Though I had anticipated that twist end half way through the video interviews; it gas left me both tearful and thoughtful. Perhaps if we take -not just motherhood, but parenting- as a serious job, we would be all the more willing to sort out our priorities.
True; not all mums are a fit example, yet ideally the very meaning of selflessness sinks in with this arrival of a little one. It is that moment that you realise that your success is in their footsteps. Early days are probably the toughest; sleep deprivation, communication frustration and for those milk making, physical pain. Yet never has a career been as rewarding to go on and on through the entire age of humanity.
As much as I loved the video, I hate for such a role to be marketed for business gains in March while ignoring mothers all year long. I am humbled by how Allah -SWT- has reminded us of parents’ sacrifices in the Quran, and of how we would be forever indebted to this with gratitude and respect. It is a reciprocal link of family bonds that cannot and will not be commercially message on a single day annually.

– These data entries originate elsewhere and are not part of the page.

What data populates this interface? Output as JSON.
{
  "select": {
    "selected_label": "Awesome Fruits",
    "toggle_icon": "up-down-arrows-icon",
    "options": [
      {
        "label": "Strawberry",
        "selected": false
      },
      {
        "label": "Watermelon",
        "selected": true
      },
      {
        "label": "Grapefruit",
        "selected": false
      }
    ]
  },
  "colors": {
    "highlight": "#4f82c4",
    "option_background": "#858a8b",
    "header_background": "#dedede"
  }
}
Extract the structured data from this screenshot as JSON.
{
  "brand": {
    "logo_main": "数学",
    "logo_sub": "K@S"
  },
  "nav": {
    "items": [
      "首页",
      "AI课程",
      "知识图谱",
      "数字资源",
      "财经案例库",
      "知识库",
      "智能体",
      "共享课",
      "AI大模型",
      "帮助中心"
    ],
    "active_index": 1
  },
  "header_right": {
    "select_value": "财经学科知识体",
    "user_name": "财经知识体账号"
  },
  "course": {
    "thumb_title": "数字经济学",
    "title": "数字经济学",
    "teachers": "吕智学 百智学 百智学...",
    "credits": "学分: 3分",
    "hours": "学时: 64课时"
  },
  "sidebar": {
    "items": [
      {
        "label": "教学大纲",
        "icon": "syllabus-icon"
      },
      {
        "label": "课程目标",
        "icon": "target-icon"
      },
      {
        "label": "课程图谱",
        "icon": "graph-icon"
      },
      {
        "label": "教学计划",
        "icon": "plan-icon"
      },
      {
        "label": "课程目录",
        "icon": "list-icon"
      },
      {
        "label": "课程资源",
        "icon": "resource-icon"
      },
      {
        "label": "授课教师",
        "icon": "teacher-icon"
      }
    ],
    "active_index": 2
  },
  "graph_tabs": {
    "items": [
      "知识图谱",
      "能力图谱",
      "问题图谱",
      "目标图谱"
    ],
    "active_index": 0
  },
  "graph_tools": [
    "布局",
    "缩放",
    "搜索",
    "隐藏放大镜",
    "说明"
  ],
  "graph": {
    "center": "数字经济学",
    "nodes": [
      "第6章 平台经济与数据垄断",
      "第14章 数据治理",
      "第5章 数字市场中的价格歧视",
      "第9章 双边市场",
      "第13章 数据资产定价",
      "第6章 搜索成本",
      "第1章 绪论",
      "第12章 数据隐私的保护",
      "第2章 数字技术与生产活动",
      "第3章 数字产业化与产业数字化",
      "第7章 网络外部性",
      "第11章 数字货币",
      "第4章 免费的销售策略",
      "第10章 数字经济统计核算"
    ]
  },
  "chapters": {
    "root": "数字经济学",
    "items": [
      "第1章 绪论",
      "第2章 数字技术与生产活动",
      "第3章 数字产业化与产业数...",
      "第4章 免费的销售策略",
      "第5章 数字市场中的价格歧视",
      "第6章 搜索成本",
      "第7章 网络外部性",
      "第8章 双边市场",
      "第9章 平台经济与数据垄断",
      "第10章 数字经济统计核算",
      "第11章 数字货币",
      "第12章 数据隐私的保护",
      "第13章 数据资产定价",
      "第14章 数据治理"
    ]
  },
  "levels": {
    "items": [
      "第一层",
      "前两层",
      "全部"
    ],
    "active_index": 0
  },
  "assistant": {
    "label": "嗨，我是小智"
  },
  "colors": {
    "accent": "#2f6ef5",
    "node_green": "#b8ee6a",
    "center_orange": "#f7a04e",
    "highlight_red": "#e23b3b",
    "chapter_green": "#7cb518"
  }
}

From a Muslim viewpoint, intention or “neyah” could be pivotal into turning those agonising routines into good deeds. “Raising a good Muslim” can be an all too deep goal, yet as effective management goes; you just try to break it down to mini-tasks. Teaching, discipline, feeding and clothing are practical practices to parenting; yet more importantly love, confidence and treating those little people as independent individuals is what seperates parenting from pet keeping! Funny I should say that, but that’s what I believe where we sometimes go wrong with our children, assuming that they “ours” to play with -as toys- or as possessive love might entitle.
There will be days, hours and moments when I doubt and ask “who am I?”, or “what do I do for a living?”. Maintaining prayer, purpose and passion to be -not perfect- but just a doing okay mum.